Zur Welt kam Friederike Flittner, wenn man ihr glauben möchte, 1771. Vertraut man dagegen dem Grabstein, war es das Jahr 1768.Andere Quellen gehen sogar bis auf das Jahr 1760 zurück. Ihr Stiefvater - Schauspieler und Sänger - wollte auch aus dem Kind eine Sängerin und Schauspielerin machen – und das war ihm vergönnt! Schon 1777 hatte sie ihr Bühnendebüt. Kaum aus der Pubertät, reüssierte sie in Mozart-Opern, deren Partiturtinten noch kaum trocken waren. Was ihrer Stimme an Kraft fehlte, das ersetzte sie durch Ausstrahlung, Liebreiz und Temperament.

1786 bescherte ihr das Schicksal in Mainz den ungebärdigen Kollegen Karl Wilhelm Ferdinand Unzelmann – Friederike war hingerisssen. Harmonie war nicht grade die Signatur der Ehe dieser beiden höchst ausgelassenen Geister.

Als »närrischer Wildfang« charakterisierte die Sängerin später ihren Ehemann, »der flatterte und flunkerte überall umher, war alltäglich verliebt und allwöchentlich in eine andere«. Gar Goethes Mutter Catharina Elisabeth, verwitwet und bedeutend älter, sei in Frankfurt nicht sicher vor ihm gewesen.

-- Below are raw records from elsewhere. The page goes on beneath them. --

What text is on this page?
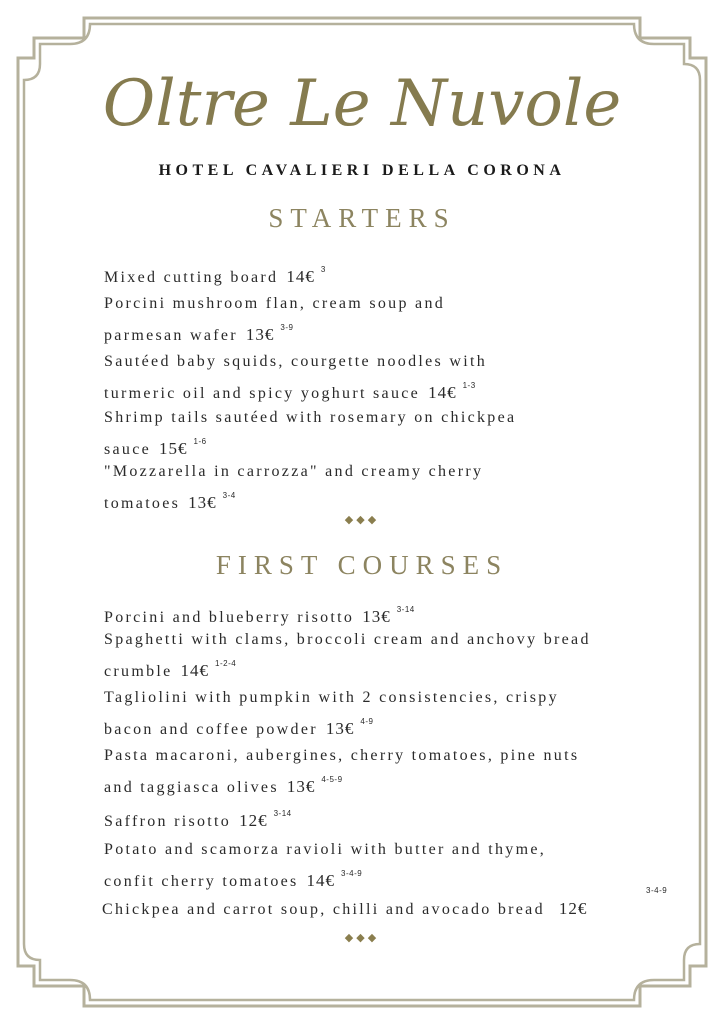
Oltre Le Nuvole
HOTEL CAVALIERI DELLA CORONA
STARTERS
Mixed cutting board 14€ $^3$
Porcini mushroom flan, cream soup and
parmesan wafer 13€ $^{3-9}$
Sautéed baby squids, courgette noodles with
turmeric oil and spicy yoghurt sauce 14€ $^{1-3}$
Shrimp tails sautéed with rosemary on chickpea
sauce 15€ $^{1-6}$
"Mozzarella in carrozza" and creamy cherry
tomatoes 13€ $^{3-4}$
◆◆◆
FIRST COURSES
Porcini and blueberry risotto 13€ $^{3-14}$
Spaghetti with clams, broccoli cream and anchovy bread
crumble 14€ $^{1-2-4}$
Tagliolini with pumpkin with 2 consistencies, crispy
bacon and coffee powder 13€ $^{4-9}$
Pasta macaroni, aubergines, cherry tomatoes, pine nuts
and taggiasca olives 13€ $^{4-5-9}$
Saffron risotto 12€ $^{3-14}$
Potato and scamorza ravioli with butter and thyme,
confit cherry tomatoes 14€ $^{3-4-9}$
Chickpea and carrot soup, chilli and avocado bread 12€
3-4-9
◆◆◆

Zwei Jahre später zog es das furiose Paar nach Berlin. Königliches Hoftheater, Intendant Iffland! Friederike debütierte in dem Singspiel Nina oder der Wahnsinn aus Liebe des Franzosen Nicolas Dalayrac. Nina ist geistesgestört, und oh Wunder, sie wird durch den Kuss ihres Geliebten geheilt – dabei hatte sie ihn schon tot geglaubt! Das Publikum der Hauptstadt lag ihr zu Füßen.

Friederike und Karl sangen und schauspielerten um die Wette - und zeugten nebenher drei Kinder. Um 1800 fiel der Blick der Berliner Romantiker auf die zierliche Aktrice. Der heftigste erotische Coup traf August Wilhelm Schlegel. Einen wahren Sturzregen von Gedichten ließ er auf die Bühnendame niederprasseln.

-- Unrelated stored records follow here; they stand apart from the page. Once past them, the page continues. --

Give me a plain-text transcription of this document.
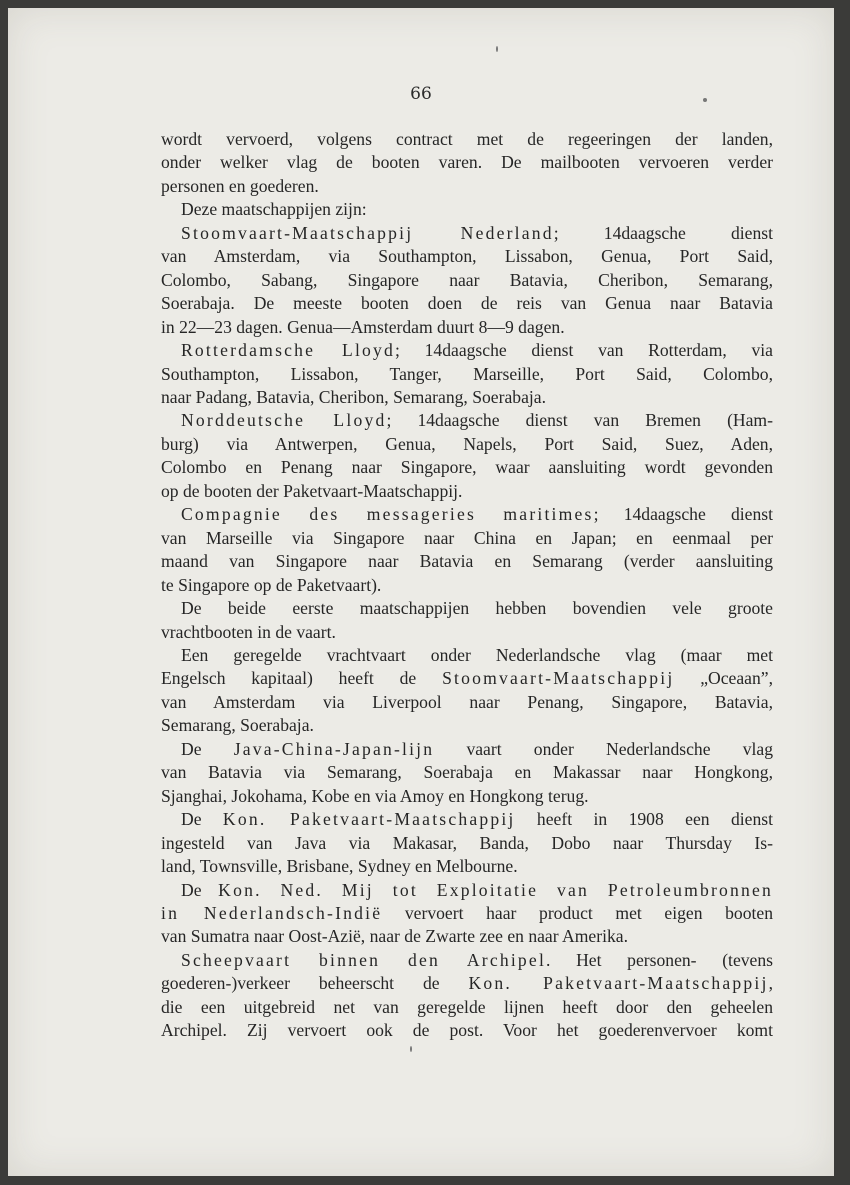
66
wordt vervoerd, volgens contract met de regeeringen der landen,
onder welker vlag de booten varen. De mailbooten vervoeren verder
personen en goederen.
Deze maatschappijen zijn:
Stoomvaart-Maatschappij Nederland; 14daagsche dienst
van Amsterdam, via Southampton, Lissabon, Genua, Port Said,
Colombo, Sabang, Singapore naar Batavia, Cheribon, Semarang,
Soerabaja. De meeste booten doen de reis van Genua naar Batavia
in 22—23 dagen. Genua—Amsterdam duurt 8—9 dagen.
Rotterdamsche Lloyd; 14daagsche dienst van Rotterdam, via
Southampton, Lissabon, Tanger, Marseille, Port Said, Colombo,
naar Padang, Batavia, Cheribon, Semarang, Soerabaja.
Norddeutsche Lloyd; 14daagsche dienst van Bremen (Ham-
burg) via Antwerpen, Genua, Napels, Port Said, Suez, Aden,
Colombo en Penang naar Singapore, waar aansluiting wordt gevonden
op de booten der Paketvaart-Maatschappij.
Compagnie des messageries maritimes; 14daagsche dienst
van Marseille via Singapore naar China en Japan; en eenmaal per
maand van Singapore naar Batavia en Semarang (verder aansluiting
te Singapore op de Paketvaart).
De beide eerste maatschappijen hebben bovendien vele groote
vrachtbooten in de vaart.
Een geregelde vrachtvaart onder Nederlandsche vlag (maar met
Engelsch kapitaal) heeft de Stoomvaart-Maatschappij „Oceaan”,
van Amsterdam via Liverpool naar Penang, Singapore, Batavia,
Semarang, Soerabaja.
De Java-China-Japan-lijn vaart onder Nederlandsche vlag
van Batavia via Semarang, Soerabaja en Makassar naar Hongkong,
Sjanghai, Jokohama, Kobe en via Amoy en Hongkong terug.
De Kon. Paketvaart-Maatschappij heeft in 1908 een dienst
ingesteld van Java via Makasar, Banda, Dobo naar Thursday Is-
land, Townsville, Brisbane, Sydney en Melbourne.
De Kon. Ned. Mij tot Exploitatie van Petroleumbronnen
in Nederlandsch-Indië vervoert haar product met eigen booten
van Sumatra naar Oost-Azië, naar de Zwarte zee en naar Amerika.
Scheepvaart binnen den Archipel. Het personen- (tevens
goederen-)verkeer beheerscht de Kon. Paketvaart-Maatschappij,
die een uitgebreid net van geregelde lijnen heeft door den geheelen
Archipel. Zij vervoert ook de post. Voor het goederenvervoer komt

Drum hüte sich, wer sie nur sieht!

Mit einem Blicke bloß

Weiß er nicht mehr wie ihm geschieht.

Und kommt wohl nimmer los.

Letzteres ahnte auch Schlegels Ehefrau Caroline – sie war aber selbst von der kleinen Frau Unzelmann entzückt, nannte sie verliebt Unzelinchen, Unzilinette - und vergab ihrem Heißsporn.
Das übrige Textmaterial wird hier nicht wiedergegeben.